With the continuous development of storage technology, many vehicle-mounted monitoring applications have switched from traditional HDDs (hard disk drives) to faster, more stable and shockproof SSDs (solid state drives).
FORESEE, an industrial storage brand under Longsys (301308.SZ) recently launched its first SATA SSD product that is specially designed for multi-channel vehicle-mounted monitoring systems. The SSD is already being widely used in vehicle-mounted devices.
Available in both 2.5inch and M.2 2280, the SSD product boasts 3D TLC NAND flash chips with 3,000 P/E cycles, is DRAM-less, and features proprietary Longsys firmware. With capacity options of 512GB, 1TB, and 2TB, it supports 24-channel 1080p high-definition video recording equipment, providing vehicle-mounted monitoring system customers with more market-competitive storage choices.

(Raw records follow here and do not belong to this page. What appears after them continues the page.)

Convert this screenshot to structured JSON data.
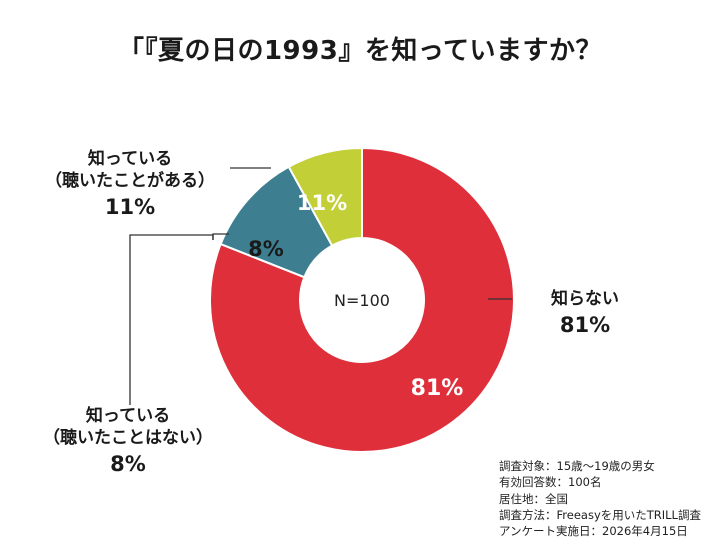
{
  "title": "「『夏の日の1993』を知っていますか？",
  "chart_data": {
    "type": "pie",
    "donut": true,
    "center_label": "N=100",
    "slices": [
      {
        "key": "unknown",
        "label": "知らない",
        "value": 81,
        "display": "81%",
        "color": "#de2f3a"
      },
      {
        "key": "heard",
        "label_line1": "知っている",
        "label_line2": "（聴いたことがある）",
        "value": 11,
        "display": "11%",
        "color": "#3d7f91"
      },
      {
        "key": "notheard",
        "label_line1": "知っている",
        "label_line2": "（聴いたことはない）",
        "value": 8,
        "display": "8%",
        "color": "#c3cf37"
      }
    ]
  },
  "notes": [
    "調査対象：15歳〜19歳の男女",
    "有効回答数：100名",
    "居住地：全国",
    "調査方法：Freeasyを用いたTRILL調査",
    "アンケート実施日：2026年4月15日"
  ]
}
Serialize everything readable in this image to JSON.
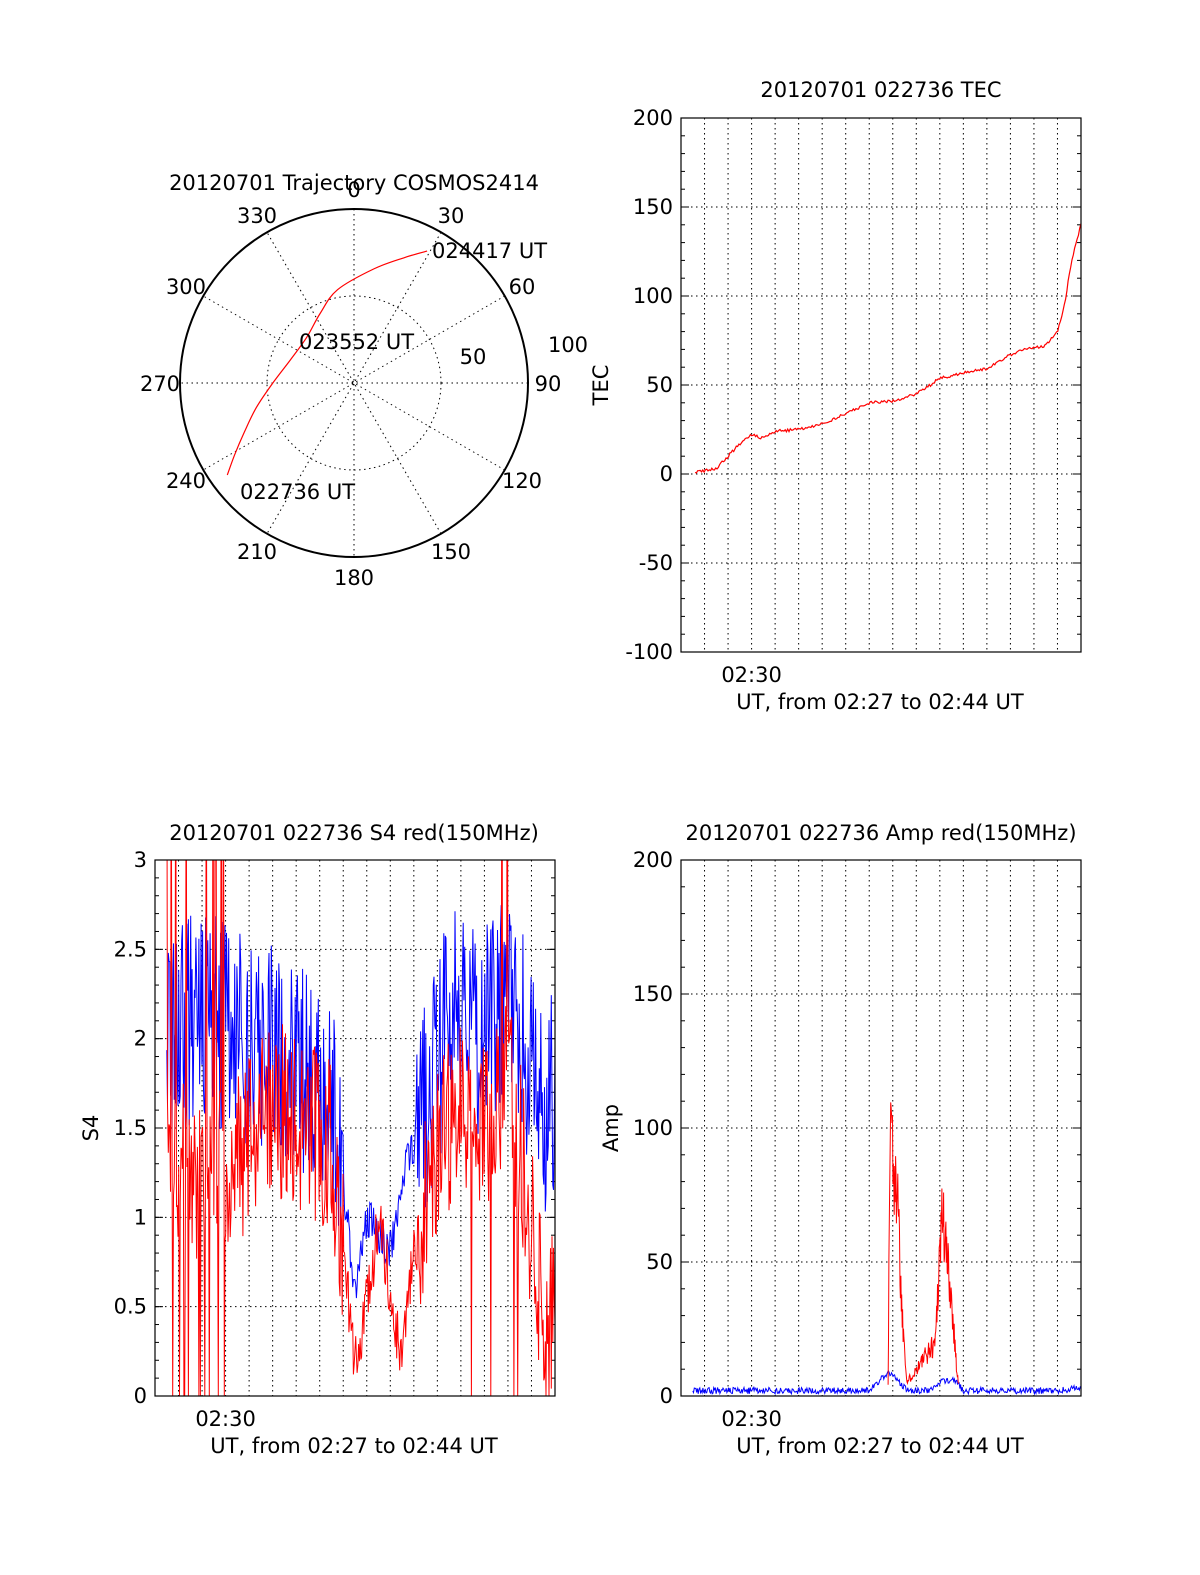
{
  "colors": {
    "red": "#ff0000",
    "blue": "#0000ff",
    "black": "#000000"
  },
  "chart_data": [
    {
      "type": "polar",
      "title": "20120701 Trajectory COSMOS2414",
      "azimuth_labels": [
        "0",
        "30",
        "60",
        "90",
        "120",
        "150",
        "180",
        "210",
        "240",
        "270",
        "300",
        "330"
      ],
      "radial_labels": [
        "50",
        "100"
      ],
      "annotations": [
        "024417 UT",
        "023552 UT",
        "022736 UT"
      ],
      "series": [
        {
          "color": "#ff0000",
          "points": [
            {
              "azimuth": 234,
              "elevation": 9
            },
            {
              "azimuth": 239,
              "elevation": 18
            },
            {
              "azimuth": 246,
              "elevation": 28
            },
            {
              "azimuth": 256,
              "elevation": 38
            },
            {
              "azimuth": 270,
              "elevation": 48
            },
            {
              "azimuth": 290,
              "elevation": 55
            },
            {
              "azimuth": 314,
              "elevation": 56
            },
            {
              "azimuth": 334,
              "elevation": 50
            },
            {
              "azimuth": 350,
              "elevation": 41
            },
            {
              "azimuth": 10,
              "elevation": 30
            },
            {
              "azimuth": 22,
              "elevation": 20
            },
            {
              "azimuth": 29,
              "elevation": 12
            }
          ]
        }
      ]
    },
    {
      "type": "line",
      "title": "20120701 022736 TEC",
      "ylabel": "TEC",
      "xlabel": "UT, from 02:27 to 02:44 UT",
      "xtick_label": "02:30",
      "x_unit": "minutes after 02:27",
      "xlim": [
        0,
        17
      ],
      "ylim": [
        -100,
        200
      ],
      "yticks": [
        -100,
        -50,
        0,
        50,
        100,
        150,
        200
      ],
      "xticks": [
        3
      ],
      "grid": true,
      "series": [
        {
          "color": "#ff0000",
          "x": [
            0.6,
            1.5,
            2.0,
            2.5,
            3.0,
            3.5,
            4.0,
            5.0,
            6.0,
            7.0,
            8.0,
            9.0,
            10.0,
            10.6,
            11.0,
            11.5,
            12.0,
            13.0,
            13.6,
            14.0,
            14.5,
            15.0,
            15.5,
            16.0,
            16.3,
            16.6,
            17.0
          ],
          "values": [
            1,
            3,
            10,
            17,
            22,
            20,
            24,
            25,
            28,
            34,
            40,
            41,
            45,
            50,
            54,
            55,
            57,
            59,
            64,
            67,
            70,
            71,
            72,
            80,
            95,
            120,
            140
          ]
        }
      ]
    },
    {
      "type": "line",
      "title": "20120701 022736 S4 red(150MHz)",
      "ylabel": "S4",
      "xlabel": "UT, from 02:27 to 02:44 UT",
      "xtick_label": "02:30",
      "x_unit": "minutes after 02:27",
      "xlim": [
        0,
        17
      ],
      "ylim": [
        0,
        3
      ],
      "yticks": [
        0,
        0.5,
        1,
        1.5,
        2,
        2.5,
        3
      ],
      "ytick_labels": [
        "0",
        "0.5",
        "1",
        "1.5",
        "2",
        "2.5",
        "3"
      ],
      "xticks": [
        3
      ],
      "grid": true,
      "series": [
        {
          "color": "#0000ff",
          "x": [
            0.5,
            1.5,
            2.5,
            3.5,
            4.5,
            5.5,
            6.5,
            7.5,
            8.0,
            8.5,
            9.0,
            9.5,
            10.0,
            10.5,
            11.0,
            11.5,
            12.0,
            12.5,
            13.0,
            13.5,
            14.0,
            14.5,
            15.0,
            15.5,
            16.0,
            16.5,
            17.0
          ],
          "values": [
            2.0,
            2.1,
            2.1,
            2.0,
            2.0,
            1.9,
            1.8,
            1.6,
            1.2,
            0.6,
            1.0,
            0.9,
            0.8,
            1.2,
            1.4,
            1.6,
            1.9,
            2.1,
            2.2,
            2.1,
            2.0,
            2.2,
            2.3,
            2.1,
            1.8,
            1.6,
            1.7
          ]
        },
        {
          "color": "#ff0000",
          "x": [
            0.5,
            1.5,
            2.5,
            3.5,
            4.5,
            5.5,
            6.5,
            7.5,
            8.0,
            8.5,
            9.0,
            9.5,
            10.0,
            10.5,
            11.0,
            11.5,
            12.0,
            12.5,
            13.0,
            13.5,
            14.0,
            14.5,
            15.0,
            15.5,
            16.0,
            16.5,
            17.0
          ],
          "values": [
            1.5,
            1.2,
            1.4,
            1.3,
            1.5,
            1.6,
            1.5,
            1.4,
            0.8,
            0.2,
            0.5,
            1.0,
            0.6,
            0.2,
            0.8,
            1.1,
            1.3,
            1.5,
            1.6,
            1.4,
            1.5,
            1.7,
            1.8,
            1.4,
            0.9,
            0.4,
            0.4
          ]
        }
      ]
    },
    {
      "type": "line",
      "title": "20120701 022736 Amp red(150MHz)",
      "ylabel": "Amp",
      "xlabel": "UT, from 02:27 to 02:44 UT",
      "xtick_label": "02:30",
      "x_unit": "minutes after 02:27",
      "xlim": [
        0,
        17
      ],
      "ylim": [
        0,
        200
      ],
      "yticks": [
        0,
        50,
        100,
        150,
        200
      ],
      "xticks": [
        3
      ],
      "grid": true,
      "series": [
        {
          "color": "#0000ff",
          "x": [
            0.5,
            2.0,
            4.0,
            6.0,
            8.0,
            8.8,
            9.0,
            9.6,
            10.5,
            11.0,
            11.6,
            12.0,
            14.0,
            16.0,
            17.0
          ],
          "values": [
            2,
            2,
            2,
            2,
            2,
            9,
            8,
            2,
            2,
            5,
            6,
            2,
            2,
            2,
            3
          ]
        },
        {
          "color": "#ff0000",
          "x": [
            8.8,
            8.9,
            9.0,
            9.1,
            9.2,
            9.3,
            9.4,
            9.5,
            9.6,
            10.8,
            11.0,
            11.1,
            11.2,
            11.3,
            11.4,
            11.5,
            11.6,
            11.7,
            11.8
          ],
          "values": [
            5,
            110,
            95,
            70,
            90,
            50,
            30,
            20,
            5,
            20,
            55,
            70,
            60,
            50,
            45,
            35,
            25,
            12,
            4
          ]
        }
      ]
    }
  ]
}
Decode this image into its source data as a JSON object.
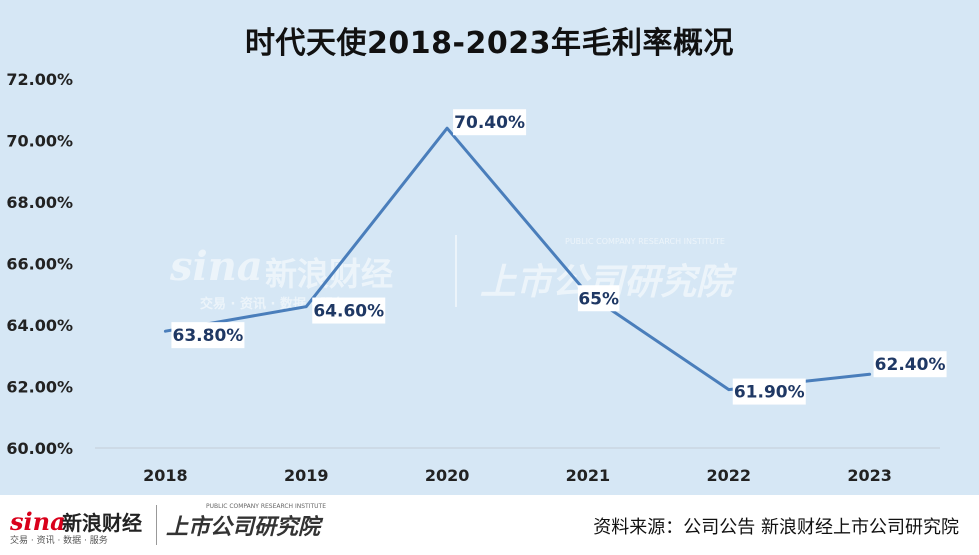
{
  "header": {
    "title": "时代天使2018-2023年毛利率概况"
  },
  "watermark": {
    "sina_logo": "sina",
    "sina_cn": "新浪财经",
    "sina_sub": "交易 · 资讯 · 数据 · 服务",
    "institute_cn": "上市公司研究院",
    "institute_en": "PUBLIC COMPANY RESEARCH INSTITUTE"
  },
  "footer": {
    "sina_logo": "sina",
    "sina_cn": "新浪财经",
    "sina_sub": "交易 · 资讯 · 数据 · 服务",
    "institute_cn": "上市公司研究院",
    "institute_en": "PUBLIC COMPANY RESEARCH INSTITUTE",
    "source": "资料来源：公司公告 新浪财经上市公司研究院"
  },
  "colors": {
    "background": "#d6e7f5",
    "line": "#4a7ebb",
    "label_text": "#1f3864",
    "label_bg": "#ffffff"
  },
  "chart_data": {
    "type": "line",
    "title": "时代天使2018-2023年毛利率概况",
    "categories": [
      "2018",
      "2019",
      "2020",
      "2021",
      "2022",
      "2023"
    ],
    "series": [
      {
        "values": [
          63.8,
          64.6,
          70.4,
          65.0,
          61.9,
          62.4
        ],
        "labels": [
          "63.80%",
          "64.60%",
          "70.40%",
          "65%",
          "61.90%",
          "62.40%"
        ]
      }
    ],
    "y_ticks": [
      60,
      62,
      64,
      66,
      68,
      70,
      72
    ],
    "y_tick_labels": [
      "60.00%",
      "62.00%",
      "64.00%",
      "66.00%",
      "68.00%",
      "70.00%",
      "72.00%"
    ],
    "ylim": [
      60,
      72
    ],
    "grid": false,
    "legend": "none",
    "xlabel": "",
    "ylabel": ""
  }
}
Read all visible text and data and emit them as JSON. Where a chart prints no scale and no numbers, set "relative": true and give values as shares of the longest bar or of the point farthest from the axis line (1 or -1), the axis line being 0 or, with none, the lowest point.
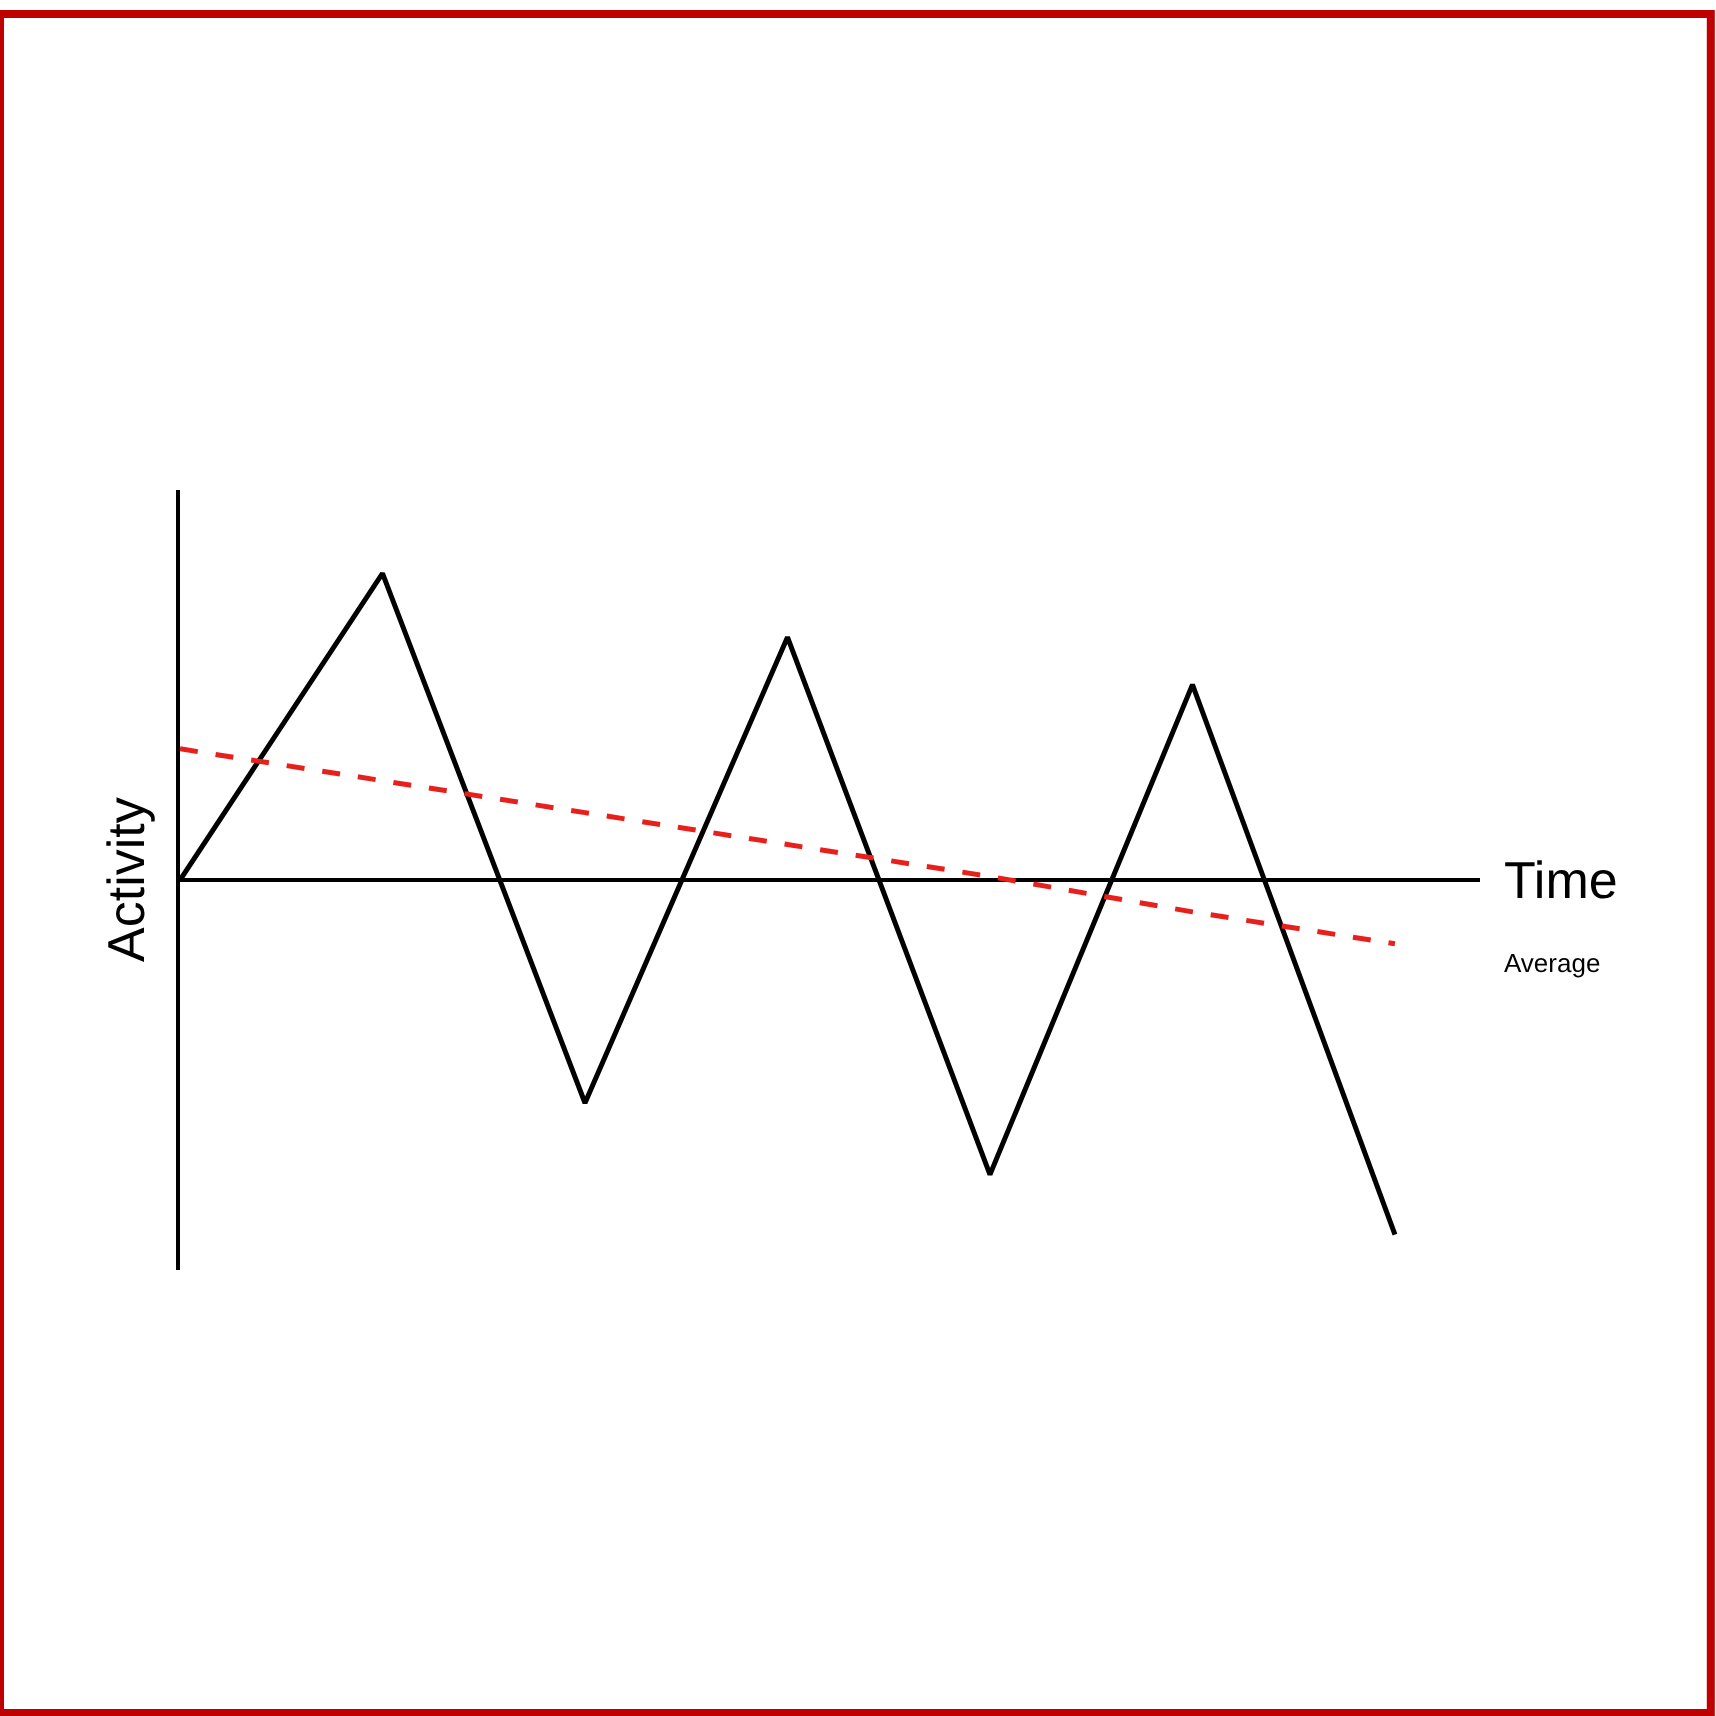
{
  "chart_data": {
    "type": "line",
    "xlabel": "Time",
    "ylabel": "Activity",
    "relative": true,
    "tick_labels": false,
    "legend": false,
    "categories": [
      null,
      null,
      null,
      null,
      null,
      null,
      null
    ],
    "series": [
      {
        "color": "#000000",
        "values": [
          0,
          0.865,
          -0.629,
          0.685,
          -0.831,
          0.551,
          -1
        ],
        "line_style": "solid"
      },
      {
        "name": "Average",
        "color": "#e8201c",
        "values": [
          0.37,
          0.28,
          0.19,
          0.1,
          0.01,
          -0.09,
          -0.18
        ],
        "line_style": "dashed"
      }
    ]
  }
}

Generally, PC users will not be affected by regular garbage collection (GC) behaviors of SSDs when there is abundant free disk space. However, compared with traditional PC application scenarios, vehicle-mounted multi-channel video recording scenarios are a bit special. In such scenarios, logical block addresses (LBAs) are not written, covered, and reused in sequence, data blocks in partitions are in different sizes, and the disk space usage rate is 100%. But with the continuous writing of video data, LBAs become very random and GC behaviors are triggered frequently, resulting in slow terminal performance that fluctuates and frame drops.
In addition, strong vibration, high and low temperature fluctuations, humidity changes, and other harsh environmental factors in such scenarios bring many challenges to vehicle-mounted monitoring systems.
FW algorithm optimizations
No frame drops in writing
FORESEE SSDs for vehicle-mounted monitoring systems are specially made for vehicle-mounted application scenarios. In particular, the following algorithmic optimizations have been made.
1. Bad block management:
Because SSDs are prone to bad blocks, especially in vehicle-mounted video recording scenarios where a large amount of data needs to be written and read continuously, it is necessary to adopt special bad-block management algorithms, such as bad block replacement and wear leveling, to prolong the service life of SSDs and ensure their stability and reliability.
2. Data caching:
The read and write speeds of SSDs are relatively fast, so a data caching algorithm can be adopted to improve the efficiency of reading and writing data. In vehicle-mounted video recording, data caching technology can be used to cache a certain amount of data to ensure the smoothness of video recording and playback.
3. Data distribution:
Data is distributed by identifying its sequence and randomness to reduce data fragmentation and implement efficient garbage collection.
4. TRIM function:
SSDs require regular use of the TRIM function to clear useless data, which improves read and write efficiency and prolongs their service life. In vehicle-mounted video recording, the stability and reliability of SSDs can be ensured by regularly using the TRIM function.
5. Efficient garbage collection:
Block reservation: Some blocks in SSDs are reserved for garbage collection. When a block is fully written, it can be directly marked as a garbage block, which does not require garbage collection. This can prevent frequently using garbage collection and improve the write performance. Fine-grained garbage collection: Splitting SSDs into smaller blocks can make garbage collection more fine-grained. This can prevent garbage collection in a whole block and improve garbage collection efficiency.
By adopting various optimization algorithms such as bad-block management, data caching, data distribution, TRIM, and efficient garbage collection, FORESEE vehicle-mounted monitoring SSDs ensure that no frames drop during intense multi-channel data writing. These functions can improve the application efficiency and reliability of SSDs in vehicle video recording, and prolong the service life of SSDs in vehicle-mounted equipment by reducing data fragmentation and GC wear. They also support S.M.A.R.T firmware online upgrades, temperature control technology, LDPC, and other proprietary functions, providing terminal equipment with strong error correction capabilities in their life cycles, ensuring continuous stable operations in hot, cold, humid, and other climates and environments, and greatly improving the reliability and security of video data.
SATA III interface support
Compatible with mainstream on-board equipment in the market
Vehicle-mounted monitoring systems support SATA I and SATA II interfaces. Designed in accordance with SATA III specifications, the interface of FORESEE SSDs features both backward compatibility and upward compatibility, preparing the SSDs for the future interface iterations of monitoring systems. FORESEE has joined hands with several on-board equipment providers to complete compatibility tests at the verification stage and gained extensive practical experience to ensure that the SSDs can adapt to mainstream vehicle-mounted monitoring systems in the market and meet the requirements for smooth speeds during simultaneous multi-channel writing.